Recently, fecal microbiota transplantation (FMT), a therapeutic approach used to restore normal intestinal microbiota functions by transplanting bacterial microbiota from feces derived from a healthy donor, has been evaluated in the context of treating patients. The therapeutic potential of FMT in treating various diseases has been extensively investigated in recent years. The high efficacy of FMT in therapy for refractory
Clostridium difficile infection (rCDI), an intestinal disease also linked to dysbiosis, was demonstrated by van Nood et al. However, the efficacy of FMT treatment in patients with ulcerative colitis (UC) remains controversial. In 2017, a third randomized controlled trial was reported in Australia. A multidonor intensive FMT was practiced five times a week for eight weeks resulting in remission and positive responses. This multidonor intensive FMT proved its efficacy, however FMT is time intensive, and complications are a possibility. We previously reported that FMT following multiple antibiotic therapy (AFM: amoxicillin, fosfomycin and metronidazole) synergistically contributed to the recovery of the phylum
Bacteroidetes composition, which is associated with the endoscopic severity of UC and a high clinical improvement rate.
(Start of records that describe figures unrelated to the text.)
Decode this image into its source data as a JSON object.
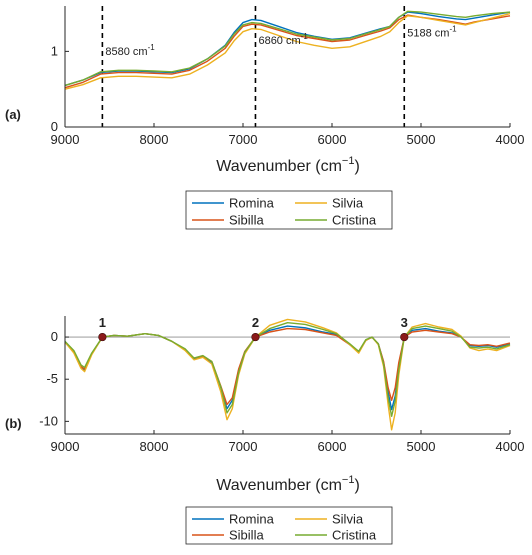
{
  "chart_data": [
    {
      "panel": "(a)",
      "type": "line",
      "xlabel": "Wavenumber (cm",
      "xlabel_sup": "−1",
      "xlabel_end": ")",
      "xlim": [
        9000,
        4000
      ],
      "ylim": [
        0,
        1.6
      ],
      "x_ticks": [
        "9000",
        "8000",
        "7000",
        "6000",
        "5000",
        "4000"
      ],
      "y_ticks": [
        "0",
        "1"
      ],
      "annotations": [
        {
          "x": 8580,
          "label": "8580 cm",
          "sup": "-1"
        },
        {
          "x": 6860,
          "label": "6860 cm",
          "sup": "-1"
        },
        {
          "x": 5188,
          "label": "5188 cm",
          "sup": "-1"
        }
      ],
      "x": [
        9000,
        8800,
        8600,
        8400,
        8200,
        8000,
        7800,
        7600,
        7400,
        7200,
        7100,
        7000,
        6900,
        6800,
        6600,
        6400,
        6200,
        6000,
        5800,
        5600,
        5450,
        5350,
        5250,
        5150,
        5000,
        4800,
        4600,
        4500,
        4400,
        4200,
        4000
      ],
      "series": [
        {
          "name": "Romina",
          "color": "#0072BD",
          "values": [
            0.55,
            0.62,
            0.72,
            0.74,
            0.74,
            0.73,
            0.72,
            0.77,
            0.9,
            1.08,
            1.25,
            1.38,
            1.42,
            1.41,
            1.33,
            1.25,
            1.2,
            1.16,
            1.18,
            1.25,
            1.3,
            1.33,
            1.45,
            1.52,
            1.5,
            1.46,
            1.43,
            1.42,
            1.44,
            1.48,
            1.52
          ]
        },
        {
          "name": "Sibilla",
          "color": "#D95319",
          "values": [
            0.52,
            0.59,
            0.7,
            0.72,
            0.72,
            0.71,
            0.7,
            0.75,
            0.87,
            1.04,
            1.2,
            1.33,
            1.36,
            1.35,
            1.28,
            1.21,
            1.17,
            1.13,
            1.15,
            1.22,
            1.27,
            1.31,
            1.42,
            1.48,
            1.45,
            1.42,
            1.38,
            1.36,
            1.39,
            1.43,
            1.47
          ]
        },
        {
          "name": "Silvia",
          "color": "#EDB120",
          "values": [
            0.5,
            0.56,
            0.65,
            0.67,
            0.67,
            0.66,
            0.65,
            0.7,
            0.82,
            0.98,
            1.14,
            1.26,
            1.3,
            1.29,
            1.21,
            1.13,
            1.08,
            1.04,
            1.06,
            1.14,
            1.2,
            1.26,
            1.38,
            1.47,
            1.45,
            1.41,
            1.37,
            1.35,
            1.38,
            1.44,
            1.5
          ]
        },
        {
          "name": "Cristina",
          "color": "#77AC30",
          "values": [
            0.55,
            0.62,
            0.73,
            0.75,
            0.75,
            0.74,
            0.73,
            0.78,
            0.9,
            1.07,
            1.23,
            1.35,
            1.38,
            1.37,
            1.3,
            1.23,
            1.19,
            1.15,
            1.17,
            1.24,
            1.29,
            1.33,
            1.45,
            1.53,
            1.52,
            1.49,
            1.46,
            1.45,
            1.47,
            1.5,
            1.52
          ]
        }
      ],
      "legend": [
        "Romina",
        "Silvia",
        "Sibilla",
        "Cristina"
      ],
      "legend_position": "below"
    },
    {
      "panel": "(b)",
      "type": "line",
      "xlabel": "Wavenumber (cm",
      "xlabel_sup": "−1",
      "xlabel_end": ")",
      "xlim": [
        9000,
        4000
      ],
      "ylim": [
        -11.5,
        2.5
      ],
      "x_ticks": [
        "9000",
        "8000",
        "7000",
        "6000",
        "5000",
        "4000"
      ],
      "y_ticks": [
        "0",
        "-5",
        "-10"
      ],
      "y_tick_values": [
        0,
        -5,
        -10
      ],
      "markers": [
        {
          "x": 8580,
          "label": "1"
        },
        {
          "x": 6860,
          "label": "2"
        },
        {
          "x": 5188,
          "label": "3"
        }
      ],
      "x": [
        9000,
        8900,
        8820,
        8780,
        8700,
        8580,
        8450,
        8300,
        8100,
        7950,
        7800,
        7650,
        7550,
        7450,
        7350,
        7250,
        7180,
        7120,
        7050,
        6980,
        6860,
        6700,
        6500,
        6300,
        6100,
        5950,
        5800,
        5700,
        5620,
        5550,
        5480,
        5420,
        5370,
        5330,
        5290,
        5250,
        5188,
        5100,
        4950,
        4800,
        4650,
        4550,
        4450,
        4350,
        4250,
        4150,
        4000
      ],
      "series": [
        {
          "name": "Romina",
          "color": "#0072BD",
          "values": [
            -0.6,
            -1.8,
            -3.6,
            -3.9,
            -2.0,
            0,
            0.2,
            0.1,
            0.4,
            0.2,
            -0.5,
            -1.5,
            -2.6,
            -2.3,
            -3.0,
            -6.0,
            -8.5,
            -7.5,
            -4.0,
            -1.8,
            0,
            0.8,
            1.3,
            1.1,
            0.6,
            0.3,
            -0.9,
            -1.8,
            -0.4,
            0.0,
            -0.8,
            -3.0,
            -6.5,
            -8.6,
            -7.0,
            -3.5,
            0,
            0.8,
            1.0,
            0.7,
            0.5,
            0.0,
            -1.0,
            -1.1,
            -1.0,
            -1.2,
            -0.8
          ]
        },
        {
          "name": "Sibilla",
          "color": "#D95319",
          "values": [
            -0.6,
            -1.7,
            -3.5,
            -3.8,
            -2.0,
            0,
            0.2,
            0.1,
            0.4,
            0.2,
            -0.5,
            -1.5,
            -2.5,
            -2.3,
            -2.9,
            -5.8,
            -8.0,
            -7.2,
            -3.8,
            -1.7,
            0,
            0.6,
            1.0,
            0.9,
            0.5,
            0.2,
            -0.9,
            -1.7,
            -0.4,
            0.0,
            -0.8,
            -2.9,
            -6.0,
            -7.5,
            -6.0,
            -3.0,
            0,
            0.6,
            0.8,
            0.6,
            0.4,
            0.0,
            -0.9,
            -1.0,
            -0.9,
            -1.1,
            -0.7
          ]
        },
        {
          "name": "Silvia",
          "color": "#EDB120",
          "values": [
            -0.6,
            -1.9,
            -3.7,
            -4.1,
            -2.1,
            0,
            0.2,
            0.1,
            0.4,
            0.2,
            -0.5,
            -1.6,
            -2.7,
            -2.4,
            -3.2,
            -6.5,
            -9.8,
            -8.5,
            -4.5,
            -2.0,
            0,
            1.4,
            2.1,
            1.8,
            1.1,
            0.5,
            -0.9,
            -1.9,
            -0.4,
            0.0,
            -0.9,
            -3.5,
            -8.0,
            -11.0,
            -9.0,
            -4.5,
            0,
            1.2,
            1.6,
            1.2,
            0.9,
            0.1,
            -1.3,
            -1.6,
            -1.4,
            -1.6,
            -1.0
          ]
        },
        {
          "name": "Cristina",
          "color": "#77AC30",
          "values": [
            -0.5,
            -1.6,
            -3.3,
            -3.6,
            -1.9,
            0,
            0.2,
            0.1,
            0.4,
            0.2,
            -0.5,
            -1.4,
            -2.5,
            -2.2,
            -2.9,
            -5.9,
            -9.0,
            -8.0,
            -4.2,
            -1.8,
            0,
            1.0,
            1.7,
            1.5,
            0.9,
            0.4,
            -0.8,
            -1.7,
            -0.3,
            0.0,
            -0.8,
            -3.2,
            -7.2,
            -9.4,
            -7.6,
            -3.8,
            0,
            1.0,
            1.3,
            1.0,
            0.7,
            0.0,
            -1.2,
            -1.3,
            -1.2,
            -1.4,
            -0.9
          ]
        }
      ],
      "legend": [
        "Romina",
        "Silvia",
        "Sibilla",
        "Cristina"
      ],
      "legend_position": "below"
    }
  ]
}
We named this combination therapy with FMT, A-FMT (Antibiotics plus FMT, and AFM plus FMT). A-FMT alleviated intestinal dysbiosis, including loss of species diversity among Bacteroidetes in patients with UC. Eradication of dysbiotic indigenous Bacteroidetes species by AFM pretreatment may promote the entry of living Bacteroidetes cells, thereby improving the dysbiosis of intestinal microbiota induced by UC. Currently, no standard practice for administering FMT therapy has been established. This highlights the need for the development of more effective, simple, and personalized strategies for performing FMT, for different types of disease.